Harry Martin had risen while Morley was speaking, and was gazing in his face, with an expression in which doubt and suspicion seemed to mingle with satisfaction. "I don't think you would play me a trick, sir," he said, as Morley concluded, "and yet it's strange enough, your starting up in that way the moment the old woman mentioned Lawyer Carr!"

Morley returned his gaze with a look of unmixed surprise, "I don't understand what you mean," he answered; "what have you to do with Lawyer Carr? or Lawyer Carr to do with you?"

"Everything in the world," cried Harry Martin, knitting his brows, and stamping his foot--"everything in the world--don't you know that?"

It was the old woman who now replied, for she seemed now the most astonished of the party, and catching Martin by the arm, she asked--"Is it old Carr, then, that you are afraid of? He had better not touch a hair of your head!"

"Nonsense--nonsense, granny!" said the man; "you don't understand what you are talking about. But I see Sir Morley has not heard of the job. Sir, I'm very much obliged to you for your offer, and wont say No, but will just talk to my wife about it after you are gone, if it would not be too much trouble for you to give the orders upon the chance."

"I will not fail to have the place put in order," replied Morley; "and you may be sure that if they do come, they shall be well taken care of. As for yourself, Martin, I can offer you nothing, for your own words have, of course, given me to suspect that you have placed yourself in a situation which precludes me from affording you shelter, or any sort of aid, except of a pecuniary kind. If, however, you are in want of money, all that I have about me is at your service."

"Thank you, sir," said Martin, with a light, laugh at the double meaning of that which was about to spring from his lips; "I am very much obliged to you, but I do not want your money, or I would have taken it, I can assure you.--Though that is not true either," he added; "I might have taken a stranger's, but not yours, Sir Morley; but the fact is, I don't want money."

"Of that I am very happy," answered Morley; "but I cannot help expressing a regret, Martin, that you should adhere to a course so dangerous as well as so evil. I thought, when first I saw you, and think still, that you were intended for better things, and might distinguish yourself, and raise yourself high in a good and honourable course."

The man he spoke to cast down his eyes, and gazed musingly upon the ground for several minutes, but he then replied--"Thank you, sir, for your good opinion; but it's all nonsense talking or thinking of such things now--it's too late in the day to mend. The worst of the laws of this country, and of what people call society, is, that they never allow any man to get better. A man may get worse in this world every day, if he likes it; the bad road is always open before him, and plenty there are to drive him on upon it. But if he tries to go back again, sir, to the good road that he has left, there is sure to be some one to bang the turnpike in his face, and stop him ere he has got half a mile.
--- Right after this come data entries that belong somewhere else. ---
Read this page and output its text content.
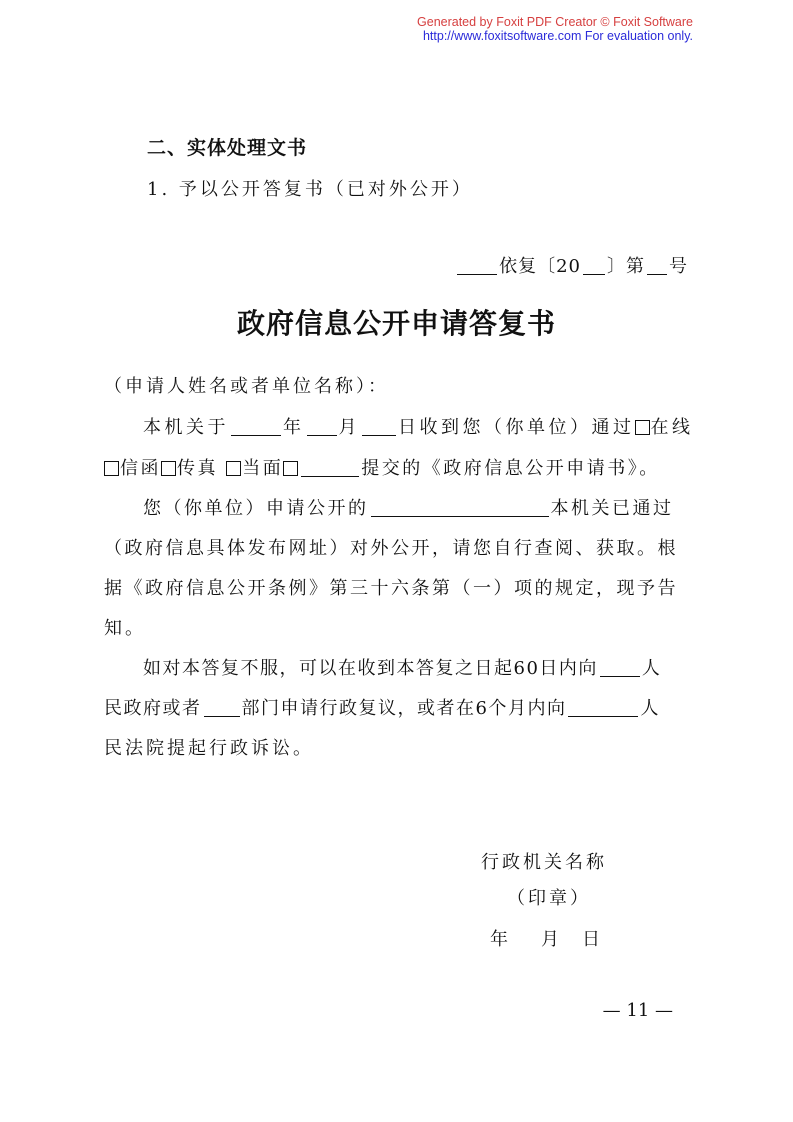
Generated by Foxit PDF Creator © Foxit Software
http://www.foxitsoftware.com For evaluation only.
二、实体处理文书
1. 予以公开答复书（已对外公开）
依复〔20 〕第 号
政府信息公开申请答复书
（申请人姓名或者单位名称）：
本机关于	年 月 日收到您（你单位）通过 在线
信函 传真 当面	提交的《政府信息公开申请书》。
您（你单位）申请公开的	本机关已通过
（政府信息具体发布网址）对外公开，请您自行查阅、获取。根
据《政府信息公开条例》第三十六条第（一）项的规定，现予告
知。
如对本答复不服，可以在收到本答复之日起60日内向 人
民政府或者 部门申请行政复议，或者在6个月内向	人
民法院提起行政诉讼。
行政机关名称
（印章）
年 月 日
— 11 —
I cannot help thinking, sir, that it is a pity those men who set about making laws and customs, do not recollect that there is such a thing as amending as well as punishing. I believe it would be better for all of us if they did; for now, even a hardened scoundrel like myself, as they would call me if I were in a prison tomorrow, why, a very little thing would have made me a better man at one time, and I don't believe it would take very much even now. It may be an odd thing to say, for a man who does something wrong every day, that he never does anything that is wrong without being sorry for it very soon after it's done; but yet it is true; and, even now, a word or two of encouragement, such as you spoke to me just this minute, makes me feel quite vexed with myself that I have not gone in the right way instead of the wrong."
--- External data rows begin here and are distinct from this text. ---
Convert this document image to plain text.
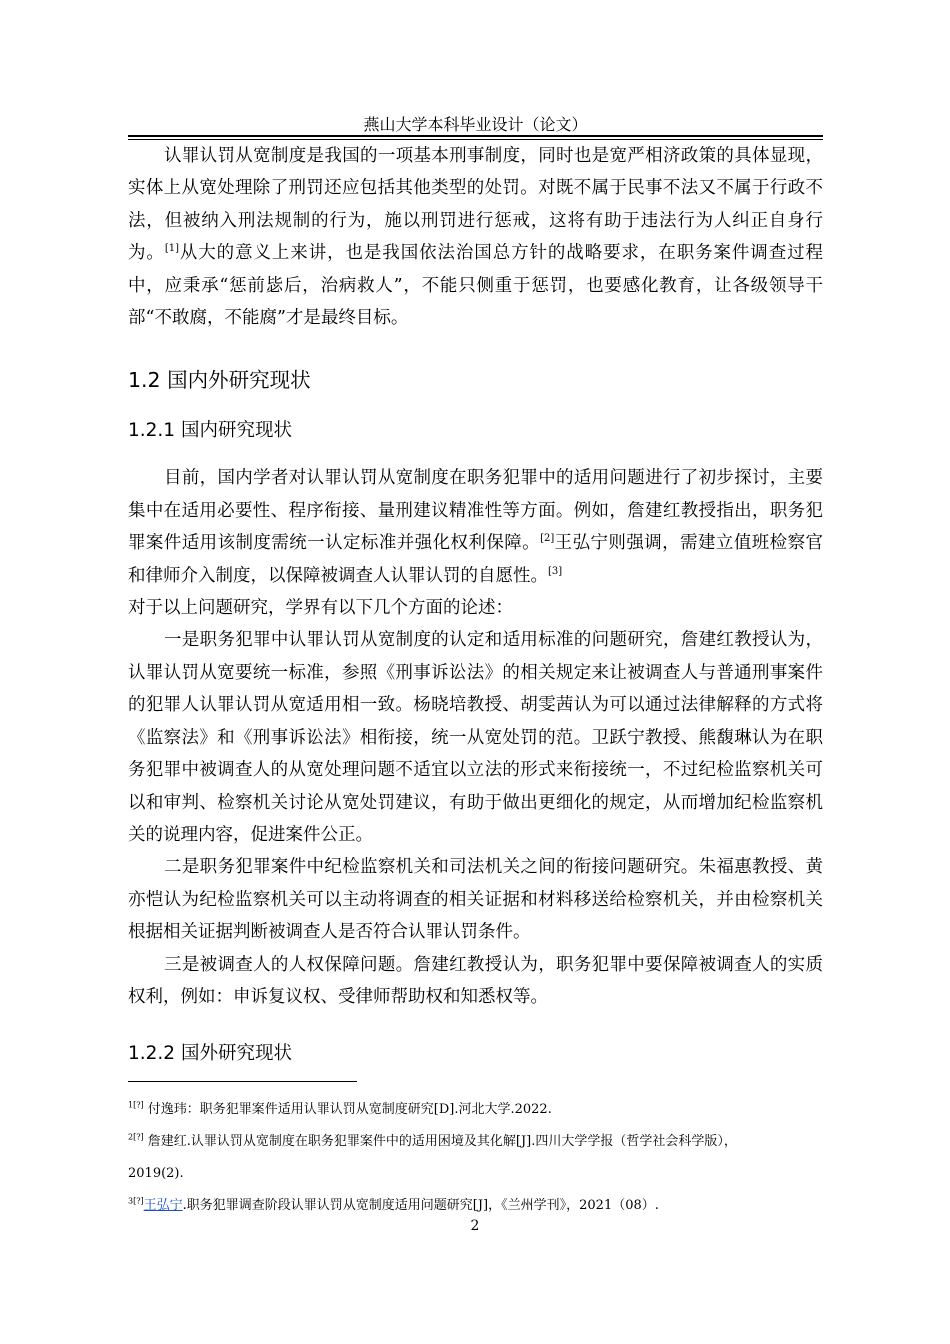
燕山大学本科毕业设计（论文）

认罪认罚从宽制度是我国的一项基本刑事制度，同时也是宽严相济政策的具体显现，实体上从宽处理除了刑罚还应包括其他类型的处罚。对既不属于民事不法又不属于行政不法，但被纳入刑法规制的行为，施以刑罚进行惩戒，这将有助于违法行为人纠正自身行为。[1]从大的意义上来讲，也是我国依法治国总方针的战略要求，在职务案件调查过程中，应秉承“惩前毖后，治病救人”，不能只侧重于惩罚，也要感化教育，让各级领导干部“不敢腐，不能腐”才是最终目标。

1.2 国内外研究现状
1.2.1 国内研究现状

目前，国内学者对认罪认罚从宽制度在职务犯罪中的适用问题进行了初步探讨，主要集中在适用必要性、程序衔接、量刑建议精准性等方面。例如，詹建红教授指出，职务犯罪案件适用该制度需统一认定标准并强化权利保障。[2]王弘宁则强调，需建立值班检察官和律师介入制度，以保障被调查人认罪认罚的自愿性。[3]

对于以上问题研究，学界有以下几个方面的论述：

一是职务犯罪中认罪认罚从宽制度的认定和适用标准的问题研究，詹建红教授认为，认罪认罚从宽要统一标准，参照《刑事诉讼法》的相关规定来让被调查人与普通刑事案件的犯罪人认罪认罚从宽适用相一致。杨晓培教授、胡雯茜认为可以通过法律解释的方式将《监察法》和《刑事诉讼法》相衔接，统一从宽处罚的范。卫跃宁教授、熊馥琳认为在职务犯罪中被调查人的从宽处理问题不适宜以立法的形式来衔接统一，不过纪检监察机关可以和审判、检察机关讨论从宽处罚建议，有助于做出更细化的规定，从而增加纪检监察机关的说理内容，促进案件公正。

二是职务犯罪案件中纪检监察机关和司法机关之间的衔接问题研究。朱福惠教授、黄亦恺认为纪检监察机关可以主动将调查的相关证据和材料移送给检察机关，并由检察机关根据相关证据判断被调查人是否符合认罪认罚条件。

三是被调查人的人权保障问题。詹建红教授认为，职务犯罪中要保障被调查人的实质权利，例如：申诉复议权、受律师帮助权和知悉权等。

1.2.2 国外研究现状
$^{1[?]}$ 付逸玮：职务犯罪案件适用认罪认罚从宽制度研究[D].河北大学.2022.
$^{2[?]}$ 詹建红.认罪认罚从宽制度在职务犯罪案件中的适用困境及其化解[J].四川大学学报（哲学社会科学版），
2019(2).
$^{3[?]}$王弘宁.职务犯罪调查阶段认罪认罚从宽制度适用问题研究[J]，《兰州学刊》，2021（08）.
2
"There is some truth in what you say," replied Morley, "that our laws and our customs, in dealing both with man and woman, seem to lose sight altogether of the great object of reformation. Terror is the only instrument we use, and terror never yet reclaimed. Nevertheless, though the path back, Martin, must always be more difficult and laborious than the path onward, still I believe it may be trodden, if a man have a strong heart and a good resolution; and I trust that, when you have made your escape to another country, and are out of danger altogether, you will think of what we have been saying tonight, and will see whether, in a new world, you cannot live a new life.